Torque Data Shows Superior Tumor Infiltration and Killing With Deep-Primed IL-15 and Deep-Primed IL-12 Anchored to T Cells Without Systemic Toxicity

Torque, an immuno-oncology company developing Deep Primed cellular therapies with pharmacologic control to direct immune power deep within the tumor microenvironment, announced today preclinical data for the company's Deep-Primed IL-15 and Deep-Primed IL-12 programs demonstrating their activity compared to systemically administered IL-15 and IL-12. These data were presented at the 2018 American Association for Cancer Research (AACR) Annual Meeting in Chicago.

“Deep Primed” is a term trademarked by Torque. Deep-Priming uses advanced material engineering to anchor immune-stimulatory drugs directly to the surface of multi-targeted, antigen-primed T cells to activate both the adaptive and innate immune system with pharmacologic control in the tumor microenvironment. This approach does not require genetic engineering and enables tunable loading of precise doses of cytokines onto the surface of T cells to deliver sustained and controlled immune activation.

"Both Il-15 and IL-12 are potent cytokines capable of inducing strong anti-tumor immune responses, yet their clinical use as systemic therapies is limited by the potential for severe toxicities," said Thomas Andresen, PhD, Chief Scientific Officer of Torque. "Anchoring these powerful immune activators to the surface of T cells that traffic to tumors is a unique approach to direct immune power in the tumor microenvironment. These preclinical studies demonstrate superior efficacy for this approach compared to systemic administration of these same cytokines and are the foundation for the first clinical trials that will begin later this year for Deep IL-15."

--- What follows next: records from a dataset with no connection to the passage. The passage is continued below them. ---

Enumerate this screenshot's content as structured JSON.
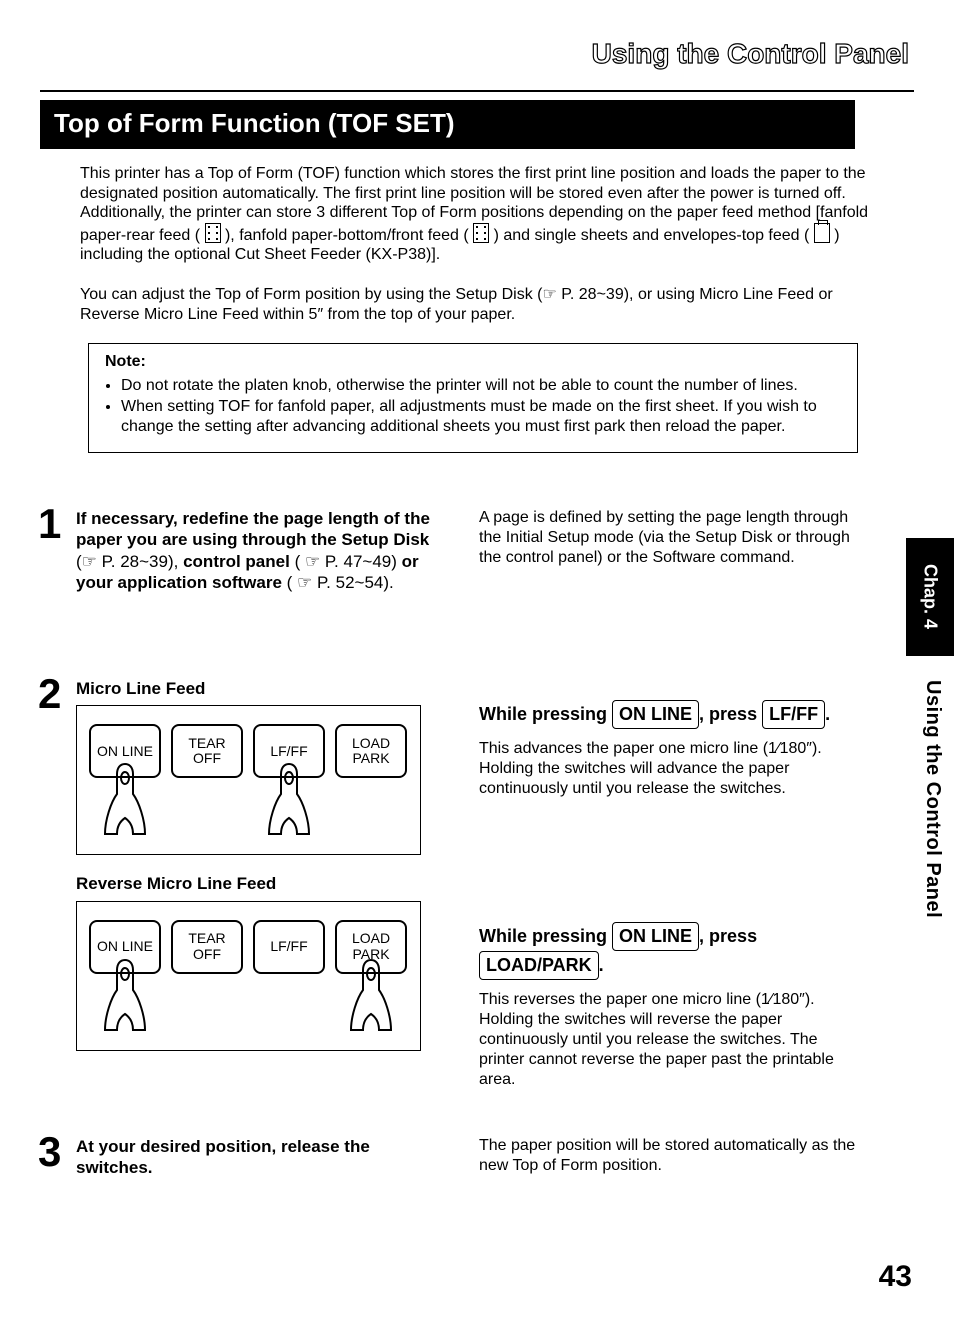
{
  "header": "Using the Control Panel",
  "title_bar": "Top of Form Function (TOF SET)",
  "intro_p1": "This printer has a Top of Form (TOF) function which stores the first print line position and loads the paper to the designated position automatically. The first print line position will be stored even after the power is turned off. Additionally, the printer can store 3 different Top of Form positions depending on the paper feed method [fanfold paper-rear feed (",
  "intro_p1_mid1": "), fanfold paper-bottom/front feed (",
  "intro_p1_mid2": ") and single sheets and envelopes-top feed (",
  "intro_p1_end": ") including the optional Cut Sheet Feeder (KX-P38)].",
  "intro_p2": "You can adjust the Top of Form position by using the Setup Disk (☞ P. 28~39), or using Micro Line Feed or Reverse Micro Line Feed within 5″ from the top of your paper.",
  "note_label": "Note:",
  "note_items": [
    "Do not rotate the platen knob, otherwise the printer will not be able to count the number of lines.",
    "When setting TOF for fanfold paper, all adjustments must be made on the first sheet. If you wish to change the setting after advancing additional sheets you must first park then reload the paper."
  ],
  "step1": {
    "num": "1",
    "left_a": "If necessary, redefine the page length of the paper you are using through the Setup Disk",
    "left_b": "(☞ P. 28~39),",
    "left_c": "control panel",
    "left_d": "( ☞ P. 47~49)",
    "left_e": "or your application software",
    "left_f": "( ☞ P. 52~54).",
    "right": "A page is defined by setting the page length through the Initial Setup mode (via the Setup Disk or through the control panel) or the Software command."
  },
  "step2": {
    "num": "2",
    "title_a": "Micro Line Feed",
    "title_b": "Reverse Micro Line Feed",
    "buttons": [
      "ON LINE",
      "TEAR OFF",
      "LF/FF",
      "LOAD PARK"
    ],
    "instr_a_pre": "While pressing ",
    "instr_a_key1": "ON LINE",
    "instr_a_mid": ", press ",
    "instr_a_key2": "LF/FF",
    "instr_a_post": ".",
    "body_a": "This advances the paper one micro line (1⁄180″). Holding the switches will advance the paper continuously until you release the switches.",
    "instr_b_pre": "While pressing ",
    "instr_b_key1": "ON LINE",
    "instr_b_mid": ", press ",
    "instr_b_key2": "LOAD/PARK",
    "instr_b_post": ".",
    "body_b": "This reverses the paper one micro line (1⁄180″). Holding the switches will reverse the paper continuously until you release the switches. The printer cannot reverse the paper past the printable area."
  },
  "step3": {
    "num": "3",
    "left": "At your desired position, release the switches.",
    "right": "The paper position will be stored automatically as the new Top of Form position."
  },
  "side_tab": "Chap. 4",
  "side_label": "Using the Control Panel",
  "page_number": "43"
}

Highlights of the three preclinical presentations are presented below:

Abstract 3575 / Poster 13: "Cell therapy with surface-tethered IL-12 provides immune system priming and strong anti-tumor activity"
Presenter: Jon Nardozzi, PhD, Torque; Session: Adoptive Cell Therapy 3
Key findings from the study:

  • Deep IL-12 Priming technology enables high loading of IL-12 doses on the surface of tumor-specific T cells.
  • Deep IL-12 Priming substantially increases tumor killing survival with adoptively transferred tumor-specific T cells in an aggressive solid tumor model and is superior to systemically administered IL-12.
  • Administration of repeat doses of Deep IL-12 Primed T cells without pre-conditioning (lymphodepletion) further increases tumor killing and survival with adoptively transferred T cells in this aggressive solid tumor model.
  • Deep IL-12 Primed T cells activate an endogenous immune response but do not induce overt toxicities such as weight loss or sustained systemic cytokine release.

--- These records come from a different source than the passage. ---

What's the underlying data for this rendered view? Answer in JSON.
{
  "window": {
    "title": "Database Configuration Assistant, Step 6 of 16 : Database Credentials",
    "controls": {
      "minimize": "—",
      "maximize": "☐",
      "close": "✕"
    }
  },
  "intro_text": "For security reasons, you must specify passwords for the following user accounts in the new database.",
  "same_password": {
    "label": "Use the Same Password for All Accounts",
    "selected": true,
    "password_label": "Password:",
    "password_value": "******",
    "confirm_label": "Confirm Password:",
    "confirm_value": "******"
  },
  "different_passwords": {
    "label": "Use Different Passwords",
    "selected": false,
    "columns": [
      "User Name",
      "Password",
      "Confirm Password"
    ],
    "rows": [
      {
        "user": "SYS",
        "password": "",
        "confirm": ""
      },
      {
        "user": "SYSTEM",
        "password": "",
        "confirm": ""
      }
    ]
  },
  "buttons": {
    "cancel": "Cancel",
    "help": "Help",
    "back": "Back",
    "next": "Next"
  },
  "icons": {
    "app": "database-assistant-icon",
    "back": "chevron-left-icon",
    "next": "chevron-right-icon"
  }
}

Abstract 3577 / Poster 15: "Deep™ IL-15 provides autocrine stimulation and expansion of autologous T cells driven by controlled concentrated release of IL-15"
Presenter: Pengpeng Cao, PhD, Torque; Session: Adoptive Cell Therapy 3
Key findings from the study:

  • Deep IL-15 Priming technology loads IL-15 on T cells with a highly controlled dose per cell and provides slow release of IL-15 for autocrine stimulation and sustained adoptive T cell therapy expansion.
  • In contrast to systemically delivered IL-15, Deep IL-15 substantially increases target CD8 T cell concentration in the tumor, without significant systemic IFNg levels or endogenous CD8 and NK cell expansion, due to lack of systemic exposure.
  • Torque's fully closed manufacturing process that uses a proprietary dendritic cell priming process generates several billion, antigen-primed human T cells with an average of 20% reactivity and >95% T cell purity (demonstrated with autologous cells from healthy human donors).


Clinical trials using this manufacturing process for Deep IL-15 Primed multi-target T cells are expected to initiate in 2018.

Abstract 3565 / Poster 3: "T cell receptor signaling-responsive single chain IL-12 and IL-15 superagonist nanogel 'backpacks' to enhance adoptive cell therapy in solid tumors"
Presenter: Michael Fichter, PhD, Koch Institute for Integrative Research at MIT; Session: Adoptive Cell Therapy 3
Key findings from the study:

  • IL-15 nanogels anchored to tumor-targeted T cells induces significant and specific expansion of the adoptively transferred T cells in tumors and lymph nodes that is superior to systemic IL-15.
  • IL-15 nanogels anchored to T cells substantively improved the efficacy of an adoptive T cell therapy against solid tumors while reducing cytokine-induced side effects triggered by systemically administered IL-15.
  • In a separate experiment, IL-12 nanogels anchored to CD8 effector cells induced substantial cell activation.